I assume the fuel/mixture screws have nothing to do with it?

Also, just so I understand the general problem. Is there unburnt fuel that is getting into the exhaust? Is that what causes the popping coming off throttle?
 

DirtDonk

Contributor
Bronco Guru
Joined
Nov 3, 2003
Messages
47,490
The screws can actually have a lot to do with the sound. At least at idle. They have minimal effect after the throttle is opened.

Don't worry about the number of turns (other than as a general reference) and don't try to keep the two sides matched. The screw tips are not always identical and carburetors and fuel distribution in the intake is not always consistent. So just turn them in or out as needed.
You typically don't want to see less than 1 turn, or more than 3.5 turns, but even that is subject to individual carburetor whims.

As you turn the screws in or out you should feel the characteristics of the idle change. You generally like it to go higher and smoother, but there is a tipping point where it might just be smoother when turning the screw back in from it's max. The idle might come down and that's ok too.
Whatever the idle ends up at from adjusting the mixture screws, you re-set it to the desired speed using the idle speed screw.
This speed also changes when you advance or retard the timing.

So a tune-up is really a dance, where you swap between adjusting this, that or the other thing until it's balanced just right.
And don't be afraid of timing. Although 10° BTDC is actually a very good setting, every engine is different and yours might like more or less.
And that's just assuming that the timing marks are correct!

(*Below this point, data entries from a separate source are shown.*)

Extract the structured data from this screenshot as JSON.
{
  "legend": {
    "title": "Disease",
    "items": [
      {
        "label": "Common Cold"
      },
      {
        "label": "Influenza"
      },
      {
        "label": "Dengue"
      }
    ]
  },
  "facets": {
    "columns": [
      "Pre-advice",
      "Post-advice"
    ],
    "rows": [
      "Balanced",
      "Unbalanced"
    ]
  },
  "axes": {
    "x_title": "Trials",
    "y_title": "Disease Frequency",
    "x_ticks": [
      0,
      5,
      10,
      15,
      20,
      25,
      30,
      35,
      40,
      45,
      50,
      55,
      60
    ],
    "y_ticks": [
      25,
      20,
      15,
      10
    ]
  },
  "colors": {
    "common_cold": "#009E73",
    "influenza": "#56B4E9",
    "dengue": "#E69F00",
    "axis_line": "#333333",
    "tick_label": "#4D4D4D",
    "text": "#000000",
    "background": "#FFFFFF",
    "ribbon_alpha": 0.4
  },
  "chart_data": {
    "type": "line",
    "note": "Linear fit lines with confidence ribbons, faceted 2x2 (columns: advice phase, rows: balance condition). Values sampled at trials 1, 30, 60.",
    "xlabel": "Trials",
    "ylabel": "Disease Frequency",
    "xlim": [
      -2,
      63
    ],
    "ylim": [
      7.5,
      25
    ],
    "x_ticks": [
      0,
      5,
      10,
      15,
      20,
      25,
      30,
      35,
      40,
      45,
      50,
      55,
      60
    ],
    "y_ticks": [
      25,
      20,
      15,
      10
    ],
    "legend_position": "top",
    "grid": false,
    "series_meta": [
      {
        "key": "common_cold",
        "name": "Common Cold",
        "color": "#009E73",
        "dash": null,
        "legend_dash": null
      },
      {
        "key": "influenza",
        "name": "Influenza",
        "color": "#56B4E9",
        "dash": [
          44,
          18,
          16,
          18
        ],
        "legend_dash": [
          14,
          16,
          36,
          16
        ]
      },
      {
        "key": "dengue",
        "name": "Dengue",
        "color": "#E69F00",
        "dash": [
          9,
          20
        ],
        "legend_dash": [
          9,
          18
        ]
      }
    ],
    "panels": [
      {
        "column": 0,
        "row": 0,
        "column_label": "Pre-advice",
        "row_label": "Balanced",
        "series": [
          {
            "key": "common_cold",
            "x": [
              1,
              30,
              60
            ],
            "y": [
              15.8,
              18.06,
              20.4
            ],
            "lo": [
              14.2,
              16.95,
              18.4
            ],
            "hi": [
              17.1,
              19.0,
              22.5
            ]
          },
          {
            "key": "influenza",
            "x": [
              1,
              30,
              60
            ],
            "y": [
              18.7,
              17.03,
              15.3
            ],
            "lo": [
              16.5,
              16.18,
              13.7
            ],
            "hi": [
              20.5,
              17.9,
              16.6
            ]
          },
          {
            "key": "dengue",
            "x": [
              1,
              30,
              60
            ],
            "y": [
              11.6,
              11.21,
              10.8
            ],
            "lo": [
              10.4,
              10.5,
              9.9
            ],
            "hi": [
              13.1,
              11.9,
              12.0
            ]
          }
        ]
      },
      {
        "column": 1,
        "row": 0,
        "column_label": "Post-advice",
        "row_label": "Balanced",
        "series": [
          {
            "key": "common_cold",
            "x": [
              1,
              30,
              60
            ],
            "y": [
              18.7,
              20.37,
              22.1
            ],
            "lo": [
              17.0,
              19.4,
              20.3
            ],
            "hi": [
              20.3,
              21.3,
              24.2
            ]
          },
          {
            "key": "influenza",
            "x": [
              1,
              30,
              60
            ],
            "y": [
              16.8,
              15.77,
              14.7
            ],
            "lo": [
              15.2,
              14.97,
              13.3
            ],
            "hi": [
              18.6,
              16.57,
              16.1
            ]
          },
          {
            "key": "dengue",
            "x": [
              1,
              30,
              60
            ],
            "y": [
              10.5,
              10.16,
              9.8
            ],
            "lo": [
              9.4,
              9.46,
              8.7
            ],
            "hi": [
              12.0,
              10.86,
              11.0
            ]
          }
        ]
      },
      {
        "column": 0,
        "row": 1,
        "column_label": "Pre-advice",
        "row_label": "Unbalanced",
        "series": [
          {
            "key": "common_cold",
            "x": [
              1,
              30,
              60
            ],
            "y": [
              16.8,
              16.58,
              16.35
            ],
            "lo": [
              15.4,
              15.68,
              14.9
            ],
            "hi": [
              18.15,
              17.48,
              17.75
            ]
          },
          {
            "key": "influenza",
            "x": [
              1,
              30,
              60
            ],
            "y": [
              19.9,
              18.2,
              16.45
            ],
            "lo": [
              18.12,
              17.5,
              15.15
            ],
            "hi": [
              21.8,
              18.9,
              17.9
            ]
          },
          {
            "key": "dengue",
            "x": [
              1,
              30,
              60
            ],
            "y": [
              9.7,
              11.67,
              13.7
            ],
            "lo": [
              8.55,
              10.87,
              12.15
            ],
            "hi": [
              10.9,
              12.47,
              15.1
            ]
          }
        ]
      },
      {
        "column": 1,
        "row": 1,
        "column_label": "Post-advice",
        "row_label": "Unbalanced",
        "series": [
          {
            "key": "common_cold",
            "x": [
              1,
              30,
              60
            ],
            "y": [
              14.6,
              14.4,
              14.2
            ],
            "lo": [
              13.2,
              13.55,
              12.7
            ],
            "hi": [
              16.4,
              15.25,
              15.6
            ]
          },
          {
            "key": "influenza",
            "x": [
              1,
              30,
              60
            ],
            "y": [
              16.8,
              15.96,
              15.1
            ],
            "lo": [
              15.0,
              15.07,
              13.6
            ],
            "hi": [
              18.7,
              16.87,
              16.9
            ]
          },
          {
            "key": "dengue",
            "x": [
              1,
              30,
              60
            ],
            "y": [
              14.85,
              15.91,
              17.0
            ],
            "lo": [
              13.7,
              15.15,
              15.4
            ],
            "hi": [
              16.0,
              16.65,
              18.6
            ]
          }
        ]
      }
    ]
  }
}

Good luck. Play with the screws until you find the sweet spot. Remember that the number of turns listed in the rebuild manual are just starting reference points. Everything can change once the engine is running.

Paul
 

rspd505

Contributor
Jr. Member
Joined
May 3, 2016
Messages
145
Loc.
Rising Sun, IN
I know this sounds crazy, but check for crossed plug wires. Several years ago I bought a 79 CJ7 with a 304 from a guy whose son had been working on it. Had put several new parts on it after it had sat for several years. Before the guy sold it to me he said that he wanted to get it running first and he shot me a price. Couple weeks later he told me that he had it running but there was a miss in the engine. He then lowered the price if I still wanted it.

I ended up buying it and trailered it home. I had run the engine off and on over a week or two just moving it around. When I started to take the valve cover off I noticed the paint on two of the brand header tubes was not burnt off. I pulled ALL of the brand new plug wires COMPLETELY off and reran them. Ran like a top. Matter of fact it still does, with nothing ever done to the engine. I bought it in '97
 

Rustytruck

Bronco Guru
Joined
Feb 24, 2002
Messages
10,875
Pull the plugs and keep them in order. Compare each one and see if one looks odd. Any looking odd man out check the wires and plug in that hole. I once had a plug that had a bad center core and when I pulled the wire the core came with it. When I pulled the plug the center electrode was still in the plug. The spark had to jump the center core and then the spark gap. After it burned back the soft center core it started missing.

Put a vacuum gauge on the engine manifold vacuum. The needle should be very steady on a good properly tuned engine.